I started thinking about shopping, about the difference between the way I shop and the way D. shops. First, I make decisions and then I don't look back. Let's say I'm looking for a new pair of shoes to wear to work. I'll go to the shoe store, find my size, look around at all the options, try on a few pairs if I don't already have a tantrumming toddler, pick one, buy it, and I'm done. Those other shoes that I didn't buy? They aren't in my head anymore, unless I've made mental plans to come back for them after I've earned another pair of shoes or something.
David does pretty much the opposite. He will scour shoe stores for several weeks, repeatedly going in and trying on different pairs. He will research the finalists thoroughly on the internet. He'll read reviews of the shoes. He'll go back and try them on again. He'll pit the stores against each other to get a better price (seriously, he does this all the time, not necessarily with shoes, but I wouldn't put it past him). Finally, he'll make his selection, but much of the time it's a close decision, and he may waver a couple of times as he works through all the pros and cons of each.

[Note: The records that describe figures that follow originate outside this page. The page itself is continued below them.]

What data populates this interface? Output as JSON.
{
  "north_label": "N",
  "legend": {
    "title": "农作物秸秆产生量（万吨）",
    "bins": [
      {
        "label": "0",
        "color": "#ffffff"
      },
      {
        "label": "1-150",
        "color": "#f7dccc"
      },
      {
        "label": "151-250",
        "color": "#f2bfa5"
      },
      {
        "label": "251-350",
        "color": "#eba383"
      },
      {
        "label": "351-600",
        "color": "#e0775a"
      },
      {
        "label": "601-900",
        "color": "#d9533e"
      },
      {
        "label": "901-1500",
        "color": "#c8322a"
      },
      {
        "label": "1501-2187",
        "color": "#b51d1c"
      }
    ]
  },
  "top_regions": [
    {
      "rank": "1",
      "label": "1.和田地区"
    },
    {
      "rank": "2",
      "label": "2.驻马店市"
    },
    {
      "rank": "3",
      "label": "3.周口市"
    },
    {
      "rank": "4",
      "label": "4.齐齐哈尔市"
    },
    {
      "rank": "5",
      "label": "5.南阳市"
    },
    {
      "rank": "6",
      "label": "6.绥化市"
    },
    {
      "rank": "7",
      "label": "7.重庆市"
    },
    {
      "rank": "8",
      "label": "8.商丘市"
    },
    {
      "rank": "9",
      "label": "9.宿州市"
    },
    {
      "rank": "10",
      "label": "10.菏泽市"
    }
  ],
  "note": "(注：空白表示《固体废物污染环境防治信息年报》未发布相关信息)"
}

The next thing is that I don't do returns. So let's just say I don't like shoes when I get home. They actually pinch a little. Wow, I didn't realize they made that weird little sighing sound every time I take a step. That will be awkward while I'm creeping around my classroom. I totally didn't notice that they made my feet look so boxy. Boxy doesn't really look good on my feet. I shrug and tuck them in my closet. Give them away to someone. Possibly I have slightly pinching, boxy, sighing feet for a while until I have a chance and the funds to try again. But it doesn't really occur to me to bring them back. I don't know why...I just feel like it's a lot of trouble. I made the choice, no big deal. I don't usually feel unhappy about the shoes. Shoes are great, but I'm not going to go crazy over a pair of shoes.
D. comes home from shopping and doesn't take the tags off of things until he's certain. Really certain. And then maybe he'll sleep on it. I guess I can't speak to his happiness with those final purchases, but from my point of view, it seems like if he realizes that there's a flaw in his purchase, he's more likely to wonder about that other option...maybe I should have bought that other one...I saw that one review about this on their website, but everyone else said it was fine...it seems a little like agonizing, to me.
Agonizing =/= Happiness.
So Gilbert talked about how choice--freedom--makes people less happy. Because you can wonder about whether you made the right choice? Because you also have the freedom of regretting the choices?
Oh, dear. This is not what this post was supposed to be about. Warning! Tangent! Where did it start? *traces back*
Second paragraph. A likely place for a tangent to crop up.
What I meant to write about was the tiny snippet of the Aspen talk aired on MPR that was about CHILDREN. And how they make us less happy. I believe his three reasons that we still think of our children as sources of joy were Armani socks, Heroin, and Baseball. Maybe I'll blather on about that tomorrow. Or maybe there will be another tangent. What was I talking about?